Structure Therapeutics (GPCR) Study result summary
Event summary combining transcript, slides, and related documents.
Study result summary
16 Mar, 2026Key study results and efficacy
Aleniglipron achieved up to 16.3% placebo-adjusted mean weight loss at 44 weeks for 180 mg and 16.0% at 240 mg, with no plateauing observed up to 56 weeks in the open label extension.
Clinically significant weight loss was achieved across all high-dose groups, with 93% of participants on 180 mg achieving at least 10% weight loss, 61% reaching 15% or greater, and up to 32% achieving 20% or greater.
Starting at 2.5 mg and titrating slowly led to 6.4%-6.8% weight loss after 20 weeks, supporting the 'start low, go slow' approach.
Efficacy at 180 mg and 240 mg was comparable, informing dose selection for phase III.
All dose cohorts in ACCESS II met statistical significance versus placebo at 44 weeks (p < 0.0001).
Safety and tolerability profile
AE-related discontinuations were low: 3.7% in ACCESS II, 2% in the open label extension, and 3.4% in the body composition study.

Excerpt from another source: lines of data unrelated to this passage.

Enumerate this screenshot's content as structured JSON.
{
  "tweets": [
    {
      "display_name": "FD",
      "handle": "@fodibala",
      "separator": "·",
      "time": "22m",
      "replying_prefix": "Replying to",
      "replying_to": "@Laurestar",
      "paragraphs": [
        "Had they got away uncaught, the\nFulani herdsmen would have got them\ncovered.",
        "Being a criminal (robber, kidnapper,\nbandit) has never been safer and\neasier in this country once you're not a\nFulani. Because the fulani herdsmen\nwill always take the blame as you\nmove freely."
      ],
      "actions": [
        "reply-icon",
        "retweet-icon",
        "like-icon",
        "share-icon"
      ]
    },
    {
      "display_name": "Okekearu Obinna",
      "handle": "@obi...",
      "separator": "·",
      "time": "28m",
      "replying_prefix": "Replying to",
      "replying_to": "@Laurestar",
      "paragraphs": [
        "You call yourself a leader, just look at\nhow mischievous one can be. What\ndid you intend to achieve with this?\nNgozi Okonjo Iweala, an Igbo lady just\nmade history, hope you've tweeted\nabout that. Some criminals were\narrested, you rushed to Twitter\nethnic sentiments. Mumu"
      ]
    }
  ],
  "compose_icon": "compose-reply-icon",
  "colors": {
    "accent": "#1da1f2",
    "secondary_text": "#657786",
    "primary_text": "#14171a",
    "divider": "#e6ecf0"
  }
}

GI events (nausea, vomiting) were reduced with the lower starting dose and slower titration, with no vomiting events and no discontinuations in the 2.5 mg start group after 20 weeks.
No drug-induced liver injury, no off-target safety signals, and no QTc prolongation were observed across all studies and dose levels in over 625 participants.
Tolerability improvements were consistent with the 'start low, go slow' strategy, and learnings will inform phase III protocols.
Aleniglipron showed a tolerability profile consistent with the GLP-1 receptor agonist class, supporting chronic use.
Study design and next steps
ACCESS II and open label extension studies included adults with obesity or overweight and at least one comorbidity, with robust efficacy and safety data across over 625 participants.
Phase III will use a 2.5 mg starting dose with four-week titration steps, evaluating multiple doses up to 240 mg and optimizing tolerability and early weight loss.
An End-of-Phase 2 meeting with the FDA is scheduled for Q2 2026 to finalize Phase 3 design, with initiation anticipated in the second half of 2026.
Additional data from type 2 diabetes, switch, and body composition studies will further inform phase III design.
Manufacturing and scalability have been prioritized, enabling potential global reach for oral small molecule therapies.